Sample sizes represent another major constraint. Cohorts are often small and heterogeneous, which limits statistical power and increases the risk of type I and type II errors. This issue is particularly evident when attempting to stratify analyses by clinical stage, genotype, or age at onset. The long, slowly progressive course of HSP further complicates interpretation, as biomarker levels may fluctuate depending on duration, severity, and rate of disease progression. Without sufficiently powered longitudinal datasets, it remains difficult to disentangle whether observed changes reflect true disease dynamics or variability inherent to the assays and cohorts studied. Demographic and clinical modifiers add further complexity. Age exerts a well-established influence on biomarkers such as NfL and GFAP, and sex differences have been documented in several studies [90,91,92]. Comorbidities, including vascular risk factors and other neurological conditions, may also contribute to biomarker variability. In blood-based assays, peripheral sources of proteins (e.g., systemic inflammation for GFAP, peripheral nerves for NfL) can obscure CNS-specific signals, underscoring the need for rigorous control groups and age-adjusted reference values.
Technical and analytical issues also remain a barrier to clinical translation.

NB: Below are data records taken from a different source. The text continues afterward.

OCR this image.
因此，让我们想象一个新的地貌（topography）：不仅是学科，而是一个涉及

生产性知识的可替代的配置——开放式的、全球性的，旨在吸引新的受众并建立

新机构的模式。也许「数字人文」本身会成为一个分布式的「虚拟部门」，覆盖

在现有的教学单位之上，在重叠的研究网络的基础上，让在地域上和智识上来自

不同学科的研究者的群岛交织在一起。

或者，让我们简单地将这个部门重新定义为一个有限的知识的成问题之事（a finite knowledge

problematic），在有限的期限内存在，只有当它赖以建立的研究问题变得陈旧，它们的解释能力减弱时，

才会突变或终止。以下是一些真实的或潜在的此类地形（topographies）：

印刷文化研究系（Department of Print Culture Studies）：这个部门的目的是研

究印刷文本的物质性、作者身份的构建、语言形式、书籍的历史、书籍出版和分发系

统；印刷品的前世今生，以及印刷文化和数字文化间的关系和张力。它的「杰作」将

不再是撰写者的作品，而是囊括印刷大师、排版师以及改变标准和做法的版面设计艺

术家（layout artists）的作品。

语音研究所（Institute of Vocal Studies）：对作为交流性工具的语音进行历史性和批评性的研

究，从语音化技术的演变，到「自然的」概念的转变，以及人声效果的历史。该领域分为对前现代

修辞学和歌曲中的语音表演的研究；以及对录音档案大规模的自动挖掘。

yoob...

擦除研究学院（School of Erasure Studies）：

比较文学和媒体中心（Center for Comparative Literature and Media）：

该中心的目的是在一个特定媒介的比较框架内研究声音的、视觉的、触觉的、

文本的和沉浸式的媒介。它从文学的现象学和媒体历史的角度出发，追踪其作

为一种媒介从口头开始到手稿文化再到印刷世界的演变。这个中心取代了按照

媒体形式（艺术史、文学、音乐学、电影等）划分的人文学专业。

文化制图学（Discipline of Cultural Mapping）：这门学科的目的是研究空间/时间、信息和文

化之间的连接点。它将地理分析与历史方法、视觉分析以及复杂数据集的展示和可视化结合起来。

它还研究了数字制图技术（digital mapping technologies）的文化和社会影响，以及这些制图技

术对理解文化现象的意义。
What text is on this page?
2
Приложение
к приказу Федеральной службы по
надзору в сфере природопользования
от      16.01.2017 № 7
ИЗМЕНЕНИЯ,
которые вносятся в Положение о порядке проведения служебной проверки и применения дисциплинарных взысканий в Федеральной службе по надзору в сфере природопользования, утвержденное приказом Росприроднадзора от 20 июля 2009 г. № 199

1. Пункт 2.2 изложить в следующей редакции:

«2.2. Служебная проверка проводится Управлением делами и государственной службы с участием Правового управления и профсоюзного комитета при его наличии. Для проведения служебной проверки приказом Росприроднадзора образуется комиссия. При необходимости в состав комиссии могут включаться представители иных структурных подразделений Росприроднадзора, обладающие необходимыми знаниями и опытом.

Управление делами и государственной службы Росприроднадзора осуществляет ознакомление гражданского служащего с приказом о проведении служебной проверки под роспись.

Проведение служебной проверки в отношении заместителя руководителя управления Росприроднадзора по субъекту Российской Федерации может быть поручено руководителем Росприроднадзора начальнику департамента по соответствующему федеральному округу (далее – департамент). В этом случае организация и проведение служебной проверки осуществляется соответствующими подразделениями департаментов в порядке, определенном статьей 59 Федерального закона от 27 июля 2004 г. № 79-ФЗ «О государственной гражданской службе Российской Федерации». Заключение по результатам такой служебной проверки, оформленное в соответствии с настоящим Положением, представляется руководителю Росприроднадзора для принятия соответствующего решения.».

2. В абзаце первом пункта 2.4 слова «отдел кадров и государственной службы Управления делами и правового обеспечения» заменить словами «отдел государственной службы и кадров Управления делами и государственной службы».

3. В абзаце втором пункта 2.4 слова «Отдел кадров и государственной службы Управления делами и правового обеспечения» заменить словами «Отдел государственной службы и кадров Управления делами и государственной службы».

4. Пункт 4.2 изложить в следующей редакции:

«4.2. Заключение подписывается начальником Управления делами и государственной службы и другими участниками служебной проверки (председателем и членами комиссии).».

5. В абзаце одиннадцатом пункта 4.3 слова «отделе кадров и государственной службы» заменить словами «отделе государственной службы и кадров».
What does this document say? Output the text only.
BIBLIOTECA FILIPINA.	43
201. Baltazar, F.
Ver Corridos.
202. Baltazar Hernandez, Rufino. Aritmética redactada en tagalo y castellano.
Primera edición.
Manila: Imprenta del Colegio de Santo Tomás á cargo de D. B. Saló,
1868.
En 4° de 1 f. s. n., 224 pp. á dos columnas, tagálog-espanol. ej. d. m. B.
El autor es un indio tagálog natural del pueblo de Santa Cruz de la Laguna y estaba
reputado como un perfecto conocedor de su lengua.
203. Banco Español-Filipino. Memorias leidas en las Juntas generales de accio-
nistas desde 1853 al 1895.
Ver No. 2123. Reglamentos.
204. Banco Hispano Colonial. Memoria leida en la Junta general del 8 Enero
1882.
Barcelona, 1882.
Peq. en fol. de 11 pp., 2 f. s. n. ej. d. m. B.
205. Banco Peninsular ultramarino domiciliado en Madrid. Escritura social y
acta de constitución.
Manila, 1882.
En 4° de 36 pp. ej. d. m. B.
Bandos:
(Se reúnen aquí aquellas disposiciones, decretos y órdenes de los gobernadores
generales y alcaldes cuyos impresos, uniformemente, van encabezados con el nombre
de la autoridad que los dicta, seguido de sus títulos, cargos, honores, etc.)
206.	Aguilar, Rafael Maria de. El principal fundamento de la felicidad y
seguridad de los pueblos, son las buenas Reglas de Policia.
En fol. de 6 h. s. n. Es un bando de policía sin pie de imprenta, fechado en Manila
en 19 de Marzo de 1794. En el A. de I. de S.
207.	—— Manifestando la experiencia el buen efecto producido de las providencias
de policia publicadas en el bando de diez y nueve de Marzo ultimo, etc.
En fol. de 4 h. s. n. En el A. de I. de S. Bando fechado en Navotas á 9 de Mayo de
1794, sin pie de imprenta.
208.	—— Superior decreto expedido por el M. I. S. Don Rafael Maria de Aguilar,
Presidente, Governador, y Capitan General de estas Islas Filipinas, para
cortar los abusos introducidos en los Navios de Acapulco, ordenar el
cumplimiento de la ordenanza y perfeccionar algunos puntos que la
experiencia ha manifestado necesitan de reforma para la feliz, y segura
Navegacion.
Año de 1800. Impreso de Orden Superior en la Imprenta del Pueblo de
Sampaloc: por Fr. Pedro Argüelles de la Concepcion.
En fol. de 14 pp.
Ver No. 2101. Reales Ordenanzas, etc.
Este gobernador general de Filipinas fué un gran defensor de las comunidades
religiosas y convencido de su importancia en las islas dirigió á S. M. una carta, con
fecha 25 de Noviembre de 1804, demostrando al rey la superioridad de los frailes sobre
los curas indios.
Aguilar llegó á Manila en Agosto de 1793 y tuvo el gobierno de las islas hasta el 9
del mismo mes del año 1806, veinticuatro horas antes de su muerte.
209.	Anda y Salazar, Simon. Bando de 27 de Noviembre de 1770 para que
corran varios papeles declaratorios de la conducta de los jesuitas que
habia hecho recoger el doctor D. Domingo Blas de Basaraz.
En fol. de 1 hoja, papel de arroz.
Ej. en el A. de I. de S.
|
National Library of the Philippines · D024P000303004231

Inter-assay variability, pre-analytical handling, and limited assay standardization restrict comparability across studies [93,94]. Plasma-based measurements, while more accessible, generally show weaker dynamic ranges and specificity compared to CSF, raising questions about sensitivity in slowly progressive conditions such as HSP [95,96]. Moreover, normative datasets covering the pediatric to adult age span are still lacking, preventing robust determination of cut-offs or thresholds for clinical use.
Another important limitation is the interaction between biomarker dynamics and disease stage. HSPs are not uniform entities: they comprise multiple genetic and clinical subtypes, each potentially characterized by a different balance of axonal degeneration, neuronal loss, and glial or inflammatory activation. These components are unlikely to occur simultaneously with equal weight throughout the course of disease. For example, certain HSP forms may display a prominent glial or inflammatory component in early stages, while in advanced phases NfL levels may plateau as the axonal pool progressively declines and fewer fibers remain to release measurable protein. This temporal variability complicates interpretation and suggests that the translational meaning of a given biomarker is phase dependent. Addressing this challenge will require large-size, longitudinal studies that follow patients over years, ideally integrating fluid biomarkers with imaging modalities and clinical and digital assessments to obtain a multidimensional view of disease progression.
In addition to genetic mechanisms, microenvironmental factors may also influence pathogenic cascades in HSP. Changes in ionic strength, protein concentration, and divalent cations such as calcium or zinc can promote or stabilize protein aggregation [97,98]. Although not directly investigated in HSP, these processes could modulate disease progression and should be considered when interpreting biomarker dynamics.
Beyond these methodological aspects, regulatory translation represents an additional challenge. The qualification of biomarkers as drug development tools requires adherence to structured frameworks such as the FDA Biomarker Qualification Program (https://www.fda.gov/) and the EMA “Qualification of Novel Methodologies” initiative (https://www.ema.europa.eu/en/homepage). These programs demand a clearly defined context of use, rigorous analytical validation, and reproducibility across cohorts. In HSP, integration into such pathways would allow fluid biomarkers like NfL, BD-tau, or GFAP to progress beyond exploratory use and achieve formal recognition as enrichment factors, pharmacodynamic readouts, or even surrogate endpoints. This regulatory recognition is particularly relevant in the context of HSP trials, which face the obstacles of rarity, slow progression, and phenotypic heterogeneity. Qualified biomarkers could improve trial feasibility by enhancing patient stratification, reducing sample size requirements, and providing early indicators of treatment effect.
All in all, these limitations further emphasize the need for larger, multicenter longitudinal studies with harmonized protocols and standardized analytical workflows, coupled with systematic efforts to embed biomarker qualification within trial design. Only under these conditions will it be possible to establish reliable benchmarks and assess the true potential of fluid biomarkers in HSP.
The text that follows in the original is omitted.